As the German warship drew closer, Kennedy took another look at her. This time he felt certain she was indeed the Deutschland. Accordingly, he ordered an amended message be sent at once to the Home Fleet HQ. Again the German bridge flashed "Heave to!" and again the message was ignored, not least because at that very moment a second ship had been sighted to starboard. At first Captain Kennedy thought this must be a fellow member of the Northern Patrol, a British heavy cruiser, perhaps. But he was very much mistaken. The Rawalpindi, a hastily converted passenger liner with outdated guns and eggshell armour was about to take on the mightiest warships in the German navy.

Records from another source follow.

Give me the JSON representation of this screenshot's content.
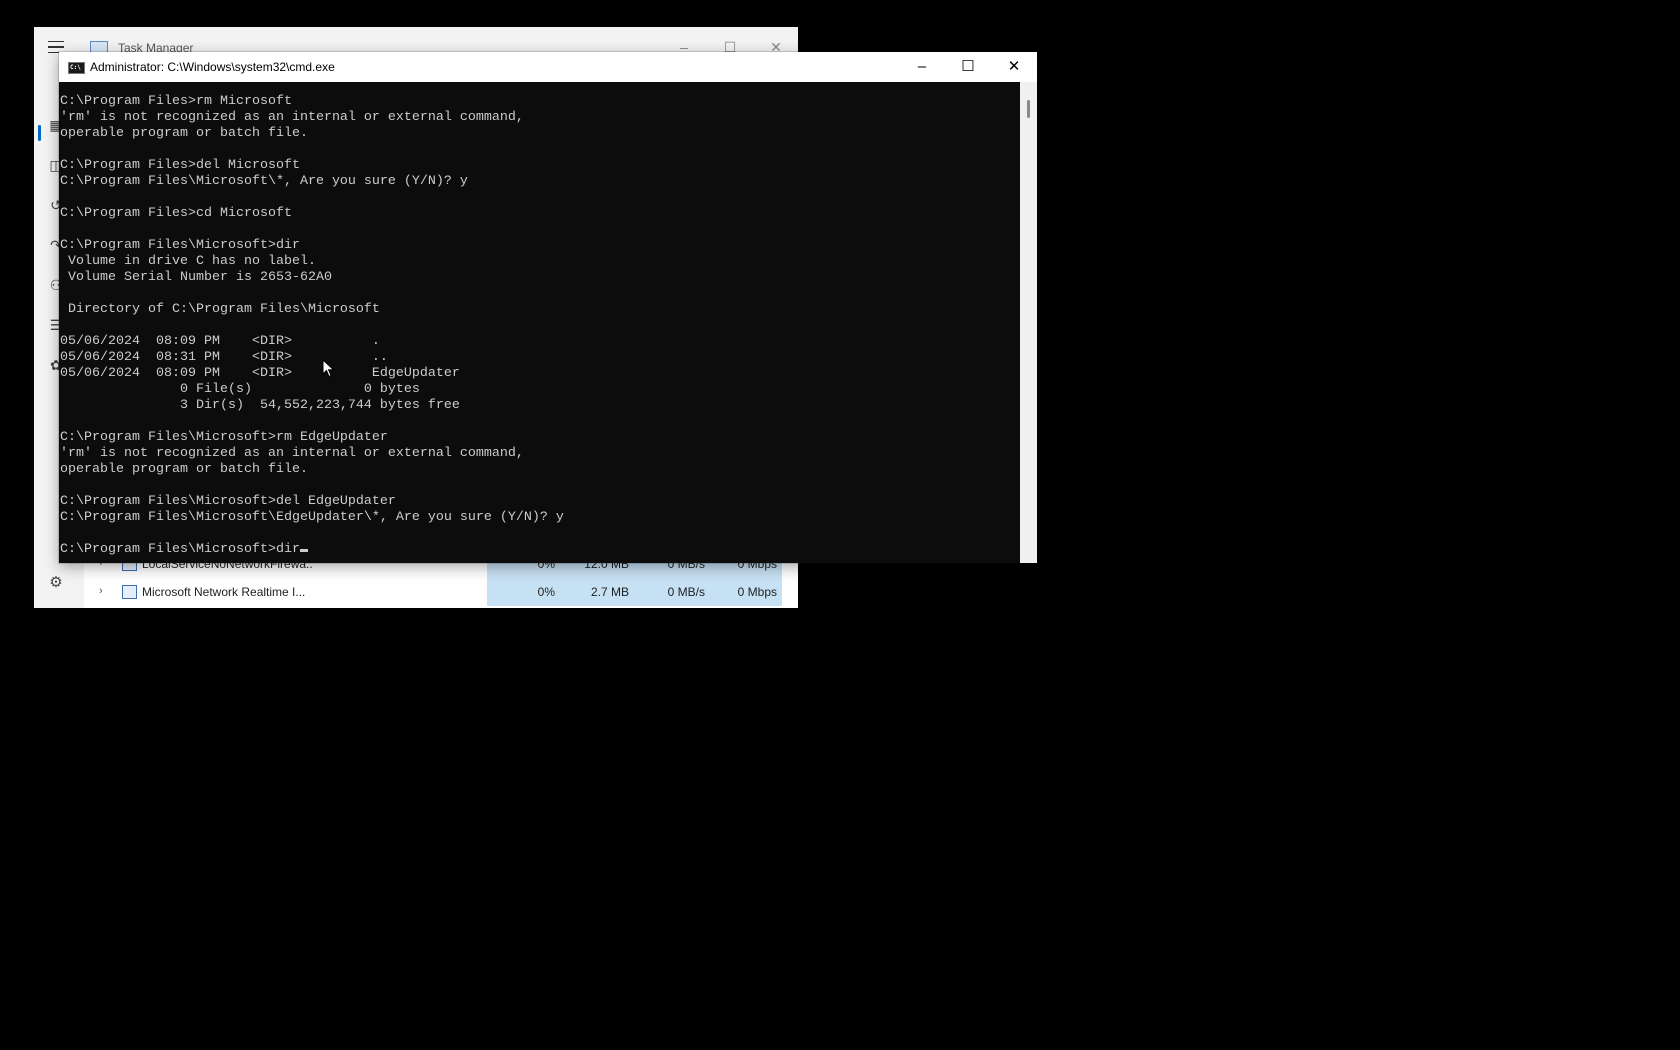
{
  "task_manager": {
    "title": "Task Manager",
    "controls": {
      "minimize": "–",
      "maximize": "☐",
      "close": "✕"
    },
    "sidebar_icons": [
      "processes-icon",
      "performance-icon",
      "app-history-icon",
      "startup-apps-icon",
      "users-icon",
      "details-icon",
      "services-icon"
    ],
    "settings_icon": "gear-icon",
    "processes": [
      {
        "name": "LocalServiceNoNetworkFirewa...",
        "cpu": "0%",
        "memory": "12.0 MB",
        "disk": "0 MB/s",
        "network": "0 Mbps"
      },
      {
        "name": "Microsoft Network Realtime I...",
        "cpu": "0%",
        "memory": "2.7 MB",
        "disk": "0 MB/s",
        "network": "0 Mbps"
      }
    ]
  },
  "cmd": {
    "title": "Administrator: C:\\Windows\\system32\\cmd.exe",
    "icon_text": "C:\\",
    "controls": {
      "minimize": "–",
      "maximize": "☐",
      "close": "✕"
    },
    "console_text": "C:\\Program Files>rm Microsoft\n'rm' is not recognized as an internal or external command,\noperable program or batch file.\n\nC:\\Program Files>del Microsoft\nC:\\Program Files\\Microsoft\\*, Are you sure (Y/N)? y\n\nC:\\Program Files>cd Microsoft\n\nC:\\Program Files\\Microsoft>dir\n Volume in drive C has no label.\n Volume Serial Number is 2653-62A0\n\n Directory of C:\\Program Files\\Microsoft\n\n05/06/2024  08:09 PM    <DIR>          .\n05/06/2024  08:31 PM    <DIR>          ..\n05/06/2024  08:09 PM    <DIR>          EdgeUpdater\n               0 File(s)              0 bytes\n               3 Dir(s)  54,552,223,744 bytes free\n\nC:\\Program Files\\Microsoft>rm EdgeUpdater\n'rm' is not recognized as an internal or external command,\noperable program or batch file.\n\nC:\\Program Files\\Microsoft>del EdgeUpdater\nC:\\Program Files\\Microsoft\\EdgeUpdater\\*, Are you sure (Y/N)? y\n\nC:\\Program Files\\Microsoft>dir"
  },
  "colors": {
    "console_bg": "#0c0c0c",
    "console_fg": "#cccccc",
    "accent": "#0067c0",
    "heatmap": "#c7e1f4"
  }
}
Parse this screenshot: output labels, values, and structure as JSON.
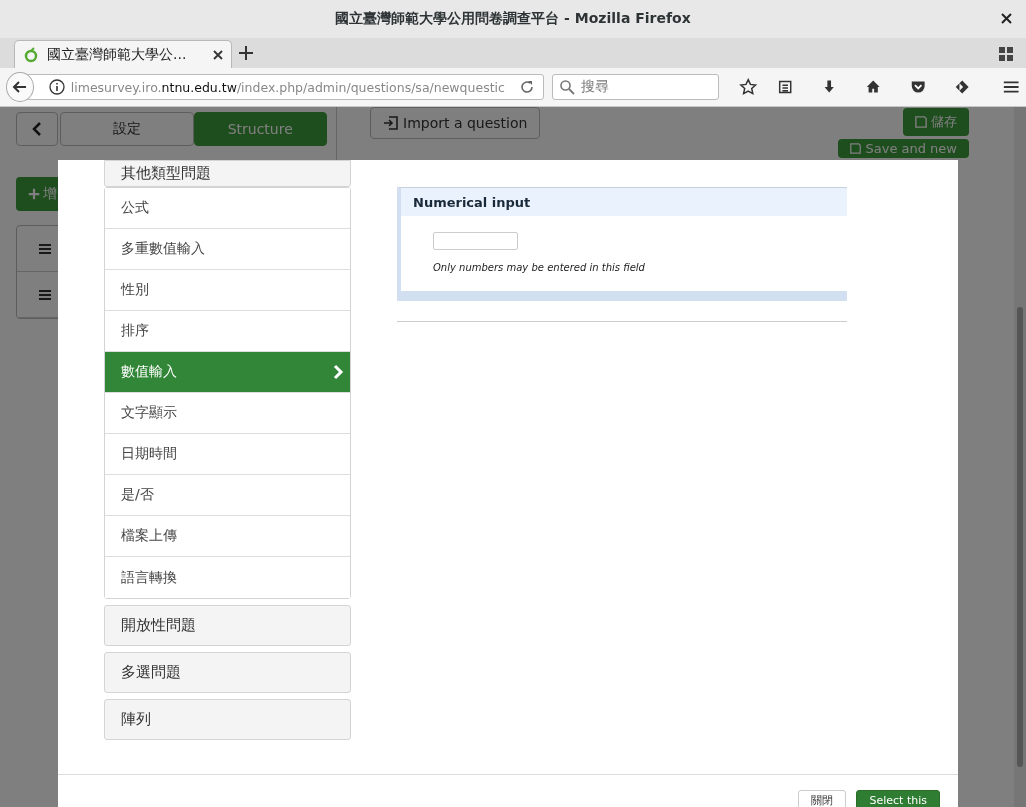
{
  "window": {
    "title": "國立臺灣師範大學公用問卷調查平台 - Mozilla Firefox"
  },
  "browser": {
    "tab_title": "國立臺灣師範大學公...",
    "url": {
      "prefix": "limesurvey.iro.",
      "domain": "ntnu.edu.tw",
      "path": "/index.php/admin/questions/sa/newquestic"
    },
    "search": {
      "placeholder": "搜尋"
    }
  },
  "background": {
    "tabs": [
      {
        "label": "設定",
        "selected": false
      },
      {
        "label": "Structure",
        "selected": true
      }
    ],
    "add_button": "增",
    "import_button": "Import a question",
    "save_button": "儲存",
    "save_new_button": "Save and new"
  },
  "modal": {
    "groups": [
      {
        "label": "其他類型問題",
        "items": [
          {
            "label": "公式",
            "selected": false
          },
          {
            "label": "多重數值輸入",
            "selected": false
          },
          {
            "label": "性別",
            "selected": false
          },
          {
            "label": "排序",
            "selected": false
          },
          {
            "label": "數值輸入",
            "selected": true
          },
          {
            "label": "文字顯示",
            "selected": false
          },
          {
            "label": "日期時間",
            "selected": false
          },
          {
            "label": "是/否",
            "selected": false
          },
          {
            "label": "檔案上傳",
            "selected": false
          },
          {
            "label": "語言轉換",
            "selected": false
          }
        ]
      },
      {
        "label": "開放性問題"
      },
      {
        "label": "多選問題"
      },
      {
        "label": "陣列"
      }
    ],
    "preview": {
      "title": "Numerical input",
      "hint": "Only numbers may be entered in this field"
    },
    "buttons": {
      "close": "關閉",
      "select": "Select this"
    }
  }
}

Caught between two superior enemies Kennedy realised that his last hour was at hand. The Rawalpindi's signal officer identified the newcomer as a German battlecruiser. (the British considered the Scharnhorst and Gneisenau as battlecruisers). The Chief Engineer appeared on the bridge to hear the Captain declare; "We'll fight them both, they'll sink us - and that will be that. Goodbye" He shook the Chief's hand, turned on his heel and cleared the decks for action.

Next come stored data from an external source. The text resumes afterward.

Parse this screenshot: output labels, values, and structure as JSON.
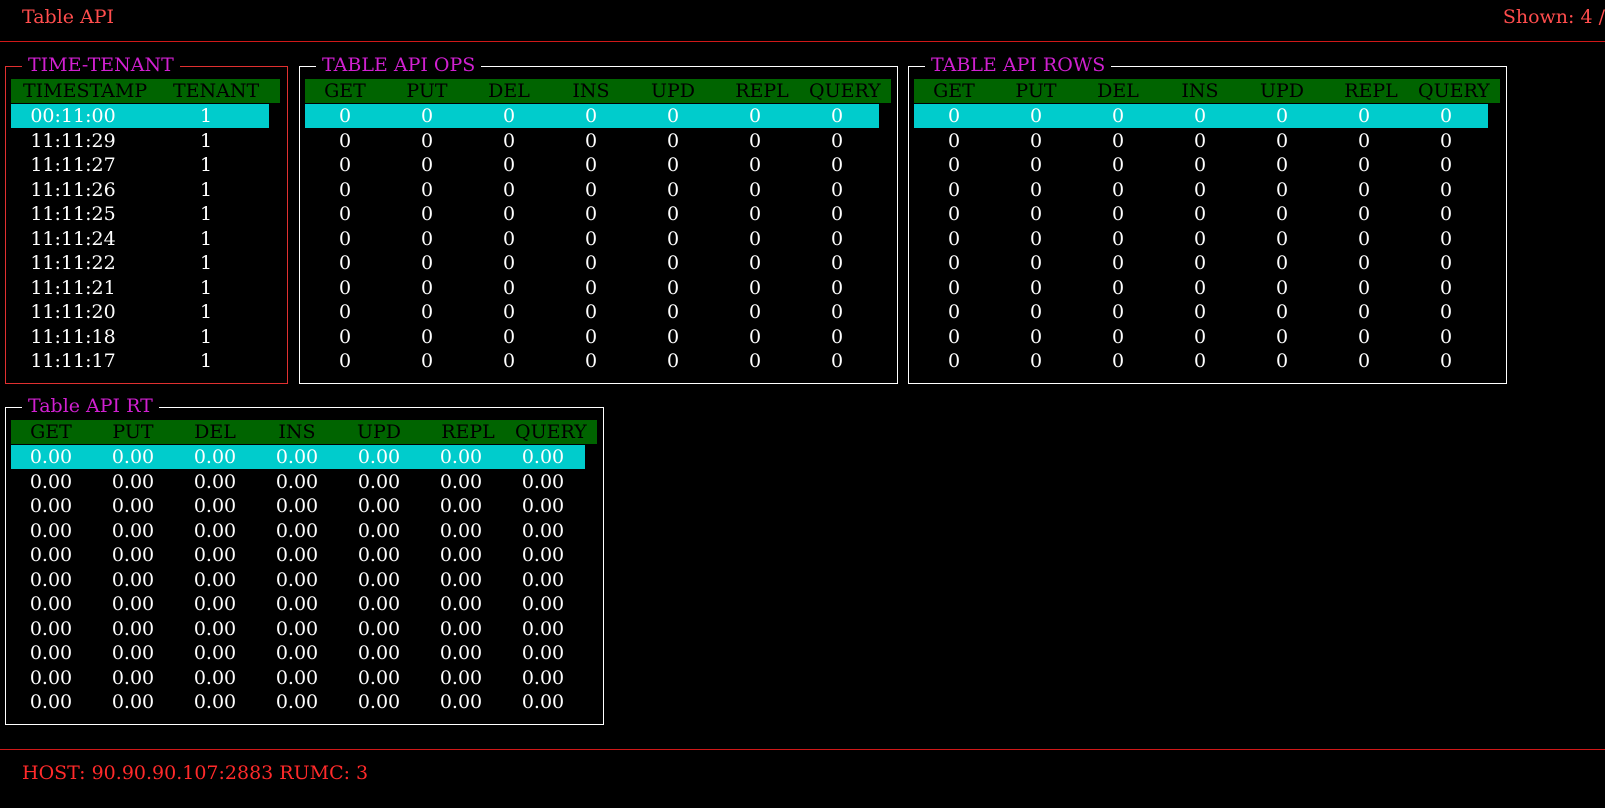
{
  "app": {
    "title": "Table API",
    "shown": "Shown: 4 /"
  },
  "panels": {
    "time_tenant": {
      "title": "TIME-TENANT",
      "columns": [
        "TIMESTAMP",
        "TENANT"
      ],
      "rows": [
        [
          "00:11:00",
          "1"
        ],
        [
          "11:11:29",
          "1"
        ],
        [
          "11:11:27",
          "1"
        ],
        [
          "11:11:26",
          "1"
        ],
        [
          "11:11:25",
          "1"
        ],
        [
          "11:11:24",
          "1"
        ],
        [
          "11:11:22",
          "1"
        ],
        [
          "11:11:21",
          "1"
        ],
        [
          "11:11:20",
          "1"
        ],
        [
          "11:11:18",
          "1"
        ],
        [
          "11:11:17",
          "1"
        ]
      ]
    },
    "ops": {
      "title": "TABLE API OPS",
      "columns": [
        "GET",
        "PUT",
        "DEL",
        "INS",
        "UPD",
        "REPL",
        "QUERY"
      ],
      "rows": [
        [
          "0",
          "0",
          "0",
          "0",
          "0",
          "0",
          "0"
        ],
        [
          "0",
          "0",
          "0",
          "0",
          "0",
          "0",
          "0"
        ],
        [
          "0",
          "0",
          "0",
          "0",
          "0",
          "0",
          "0"
        ],
        [
          "0",
          "0",
          "0",
          "0",
          "0",
          "0",
          "0"
        ],
        [
          "0",
          "0",
          "0",
          "0",
          "0",
          "0",
          "0"
        ],
        [
          "0",
          "0",
          "0",
          "0",
          "0",
          "0",
          "0"
        ],
        [
          "0",
          "0",
          "0",
          "0",
          "0",
          "0",
          "0"
        ],
        [
          "0",
          "0",
          "0",
          "0",
          "0",
          "0",
          "0"
        ],
        [
          "0",
          "0",
          "0",
          "0",
          "0",
          "0",
          "0"
        ],
        [
          "0",
          "0",
          "0",
          "0",
          "0",
          "0",
          "0"
        ],
        [
          "0",
          "0",
          "0",
          "0",
          "0",
          "0",
          "0"
        ]
      ]
    },
    "rows_panel": {
      "title": "TABLE API ROWS",
      "columns": [
        "GET",
        "PUT",
        "DEL",
        "INS",
        "UPD",
        "REPL",
        "QUERY"
      ],
      "rows": [
        [
          "0",
          "0",
          "0",
          "0",
          "0",
          "0",
          "0"
        ],
        [
          "0",
          "0",
          "0",
          "0",
          "0",
          "0",
          "0"
        ],
        [
          "0",
          "0",
          "0",
          "0",
          "0",
          "0",
          "0"
        ],
        [
          "0",
          "0",
          "0",
          "0",
          "0",
          "0",
          "0"
        ],
        [
          "0",
          "0",
          "0",
          "0",
          "0",
          "0",
          "0"
        ],
        [
          "0",
          "0",
          "0",
          "0",
          "0",
          "0",
          "0"
        ],
        [
          "0",
          "0",
          "0",
          "0",
          "0",
          "0",
          "0"
        ],
        [
          "0",
          "0",
          "0",
          "0",
          "0",
          "0",
          "0"
        ],
        [
          "0",
          "0",
          "0",
          "0",
          "0",
          "0",
          "0"
        ],
        [
          "0",
          "0",
          "0",
          "0",
          "0",
          "0",
          "0"
        ],
        [
          "0",
          "0",
          "0",
          "0",
          "0",
          "0",
          "0"
        ]
      ]
    },
    "rt": {
      "title": "Table API RT",
      "columns": [
        "GET",
        "PUT",
        "DEL",
        "INS",
        "UPD",
        "REPL",
        "QUERY"
      ],
      "rows": [
        [
          "0.00",
          "0.00",
          "0.00",
          "0.00",
          "0.00",
          "0.00",
          "0.00"
        ],
        [
          "0.00",
          "0.00",
          "0.00",
          "0.00",
          "0.00",
          "0.00",
          "0.00"
        ],
        [
          "0.00",
          "0.00",
          "0.00",
          "0.00",
          "0.00",
          "0.00",
          "0.00"
        ],
        [
          "0.00",
          "0.00",
          "0.00",
          "0.00",
          "0.00",
          "0.00",
          "0.00"
        ],
        [
          "0.00",
          "0.00",
          "0.00",
          "0.00",
          "0.00",
          "0.00",
          "0.00"
        ],
        [
          "0.00",
          "0.00",
          "0.00",
          "0.00",
          "0.00",
          "0.00",
          "0.00"
        ],
        [
          "0.00",
          "0.00",
          "0.00",
          "0.00",
          "0.00",
          "0.00",
          "0.00"
        ],
        [
          "0.00",
          "0.00",
          "0.00",
          "0.00",
          "0.00",
          "0.00",
          "0.00"
        ],
        [
          "0.00",
          "0.00",
          "0.00",
          "0.00",
          "0.00",
          "0.00",
          "0.00"
        ],
        [
          "0.00",
          "0.00",
          "0.00",
          "0.00",
          "0.00",
          "0.00",
          "0.00"
        ],
        [
          "0.00",
          "0.00",
          "0.00",
          "0.00",
          "0.00",
          "0.00",
          "0.00"
        ]
      ]
    }
  },
  "status": {
    "text": "HOST: 90.90.90.107:2883 RUMC: 3"
  },
  "colors": {
    "title": "#ff4d4d",
    "panel_title": "#d020d0",
    "header_bg": "#006400",
    "selected_row_bg": "#00cccc",
    "separator": "#d01818"
  }
}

From his vantage point on the Scharnhorst's foretop, Captain Hoffmann ordered the signal "Abandon your ship!" to be sent. To his astonishment, the Rawalpindi failed to respond to this message. Was the captain mad? Surely no sane person would pit eight obsolete 6-inch guns against the combined weight of eighteen modern 11 inch monsters, firing at a point-blank range of only 4 miles? Filled with a mixture of bewilderment and silent admiration, Hoffmann commanded the "Abandon ship!" signal be repeated. It was - twice, and twice it went unheeded. With a heavy heart, Hoffmann prepared to give the signal for the Scharnhorst to open fire. He was a moment too late: a salvo of 6-inch shells from Rawalpindi's four port guns burst harmlessly against the second German battle-cruiser, Gneisenau, commanded by Admiral Marshall and twin sister of the Scharnhorst. At the same moment a similar salvo was on its way to Hoffmann's ship. It was at 1545. Barely a quarter of an hour had gone by since Rawalpindi's first sight of the hostile vessels. Another 15 minutes and it would all be over.

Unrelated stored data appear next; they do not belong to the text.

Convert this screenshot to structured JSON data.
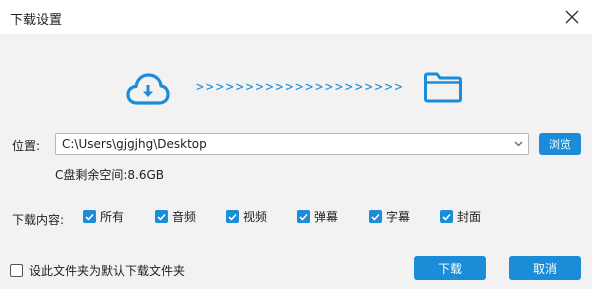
{
  "window": {
    "title": "下载设置"
  },
  "location": {
    "label": "位置:",
    "path": "C:\\Users\\gjgjhg\\Desktop",
    "browse_label": "浏览",
    "space_info": "C盘剩余空间:8.6GB"
  },
  "hero": {
    "arrows": ">>>>>>>>>>>>>>>>>>>>>"
  },
  "download_content": {
    "label": "下载内容:",
    "options": [
      {
        "label": "所有",
        "checked": true
      },
      {
        "label": "音频",
        "checked": true
      },
      {
        "label": "视频",
        "checked": true
      },
      {
        "label": "弹幕",
        "checked": true
      },
      {
        "label": "字幕",
        "checked": true
      },
      {
        "label": "封面",
        "checked": true
      }
    ]
  },
  "footer": {
    "default_folder_label": "设此文件夹为默认下载文件夹",
    "default_folder_checked": false,
    "download_label": "下载",
    "cancel_label": "取消"
  },
  "colors": {
    "accent": "#1a8cd8",
    "background": "#f2f2f2"
  }
}
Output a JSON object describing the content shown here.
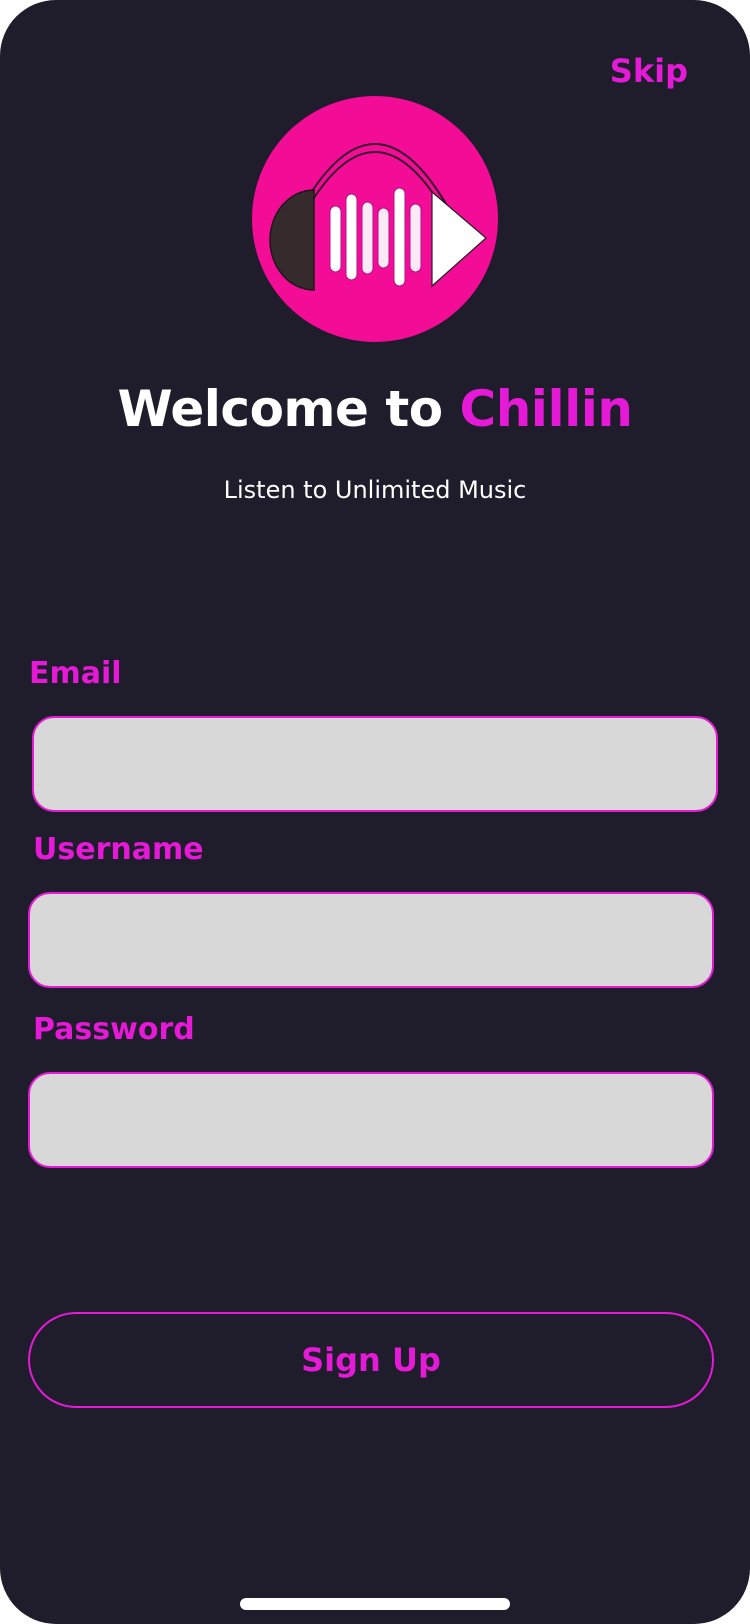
{
  "header": {
    "skip_label": "Skip"
  },
  "welcome": {
    "title_prefix": "Welcome to ",
    "title_brand": "Chillin",
    "subtitle": "Listen to Unlimited Music"
  },
  "form": {
    "email_label": "Email",
    "email_value": "",
    "username_label": "Username",
    "username_value": "",
    "password_label": "Password",
    "password_value": "",
    "submit_label": "Sign Up"
  },
  "icons": {
    "logo": "headphones-music-play-icon"
  },
  "colors": {
    "background": "#1f1c2b",
    "accent": "#e41ad6",
    "logo_circle": "#f20c96",
    "field_fill": "#d8d8d8",
    "text": "#ffffff"
  }
}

The first salvo from Scharnhorst slammed into the boat deck, directly under the Rawalpindi's bridge, killing almost everyone on it and demolishing the radio room. From now on Rawalpindi was unable to transmit any further radio messages. She didn't have to. At his base on the Clyde, the Home Fleet's Commander-in-Chief was actioning Rawalpindi's first signal. A veritable armada of British warships had been ordered to intercept the German, among them HMS Newcastle, HMS Delhi; and the heavy cruisers Norfolk and Suffolk, were hurrying full steam ahead to the scene of action. Would they arrive too late? It seemed so. A cluster of 11 inch shells from Gneisenau struck Rawalpindi's main gun control station, killing everyone there and immobilising one of her starboard guns. Caught in a murderous crossfire, Rawalpindi had no hope of survival.

By some miracle, Captain Kennedy had lived through the direct hit on Rawalpindi's bridge. Undaunted he sent for Chief Petty Officer Humphries. As he did so a shell burst in the ship's engine room, knocking out the dynamos that supplied vital electric power to the shell hoists in the magazines. Kennedy ordered Humphries to go round all seven surviving gun turrets and tell their commanders to continue firing independently now that the central control system was out of action. Chief Petty Officer Humphries was also to enlist all spare hands in the thankless task of manhandling 6-inch shells from magazine to gun turrets. And still the storm of German shells continued to burst against the gallant little ship.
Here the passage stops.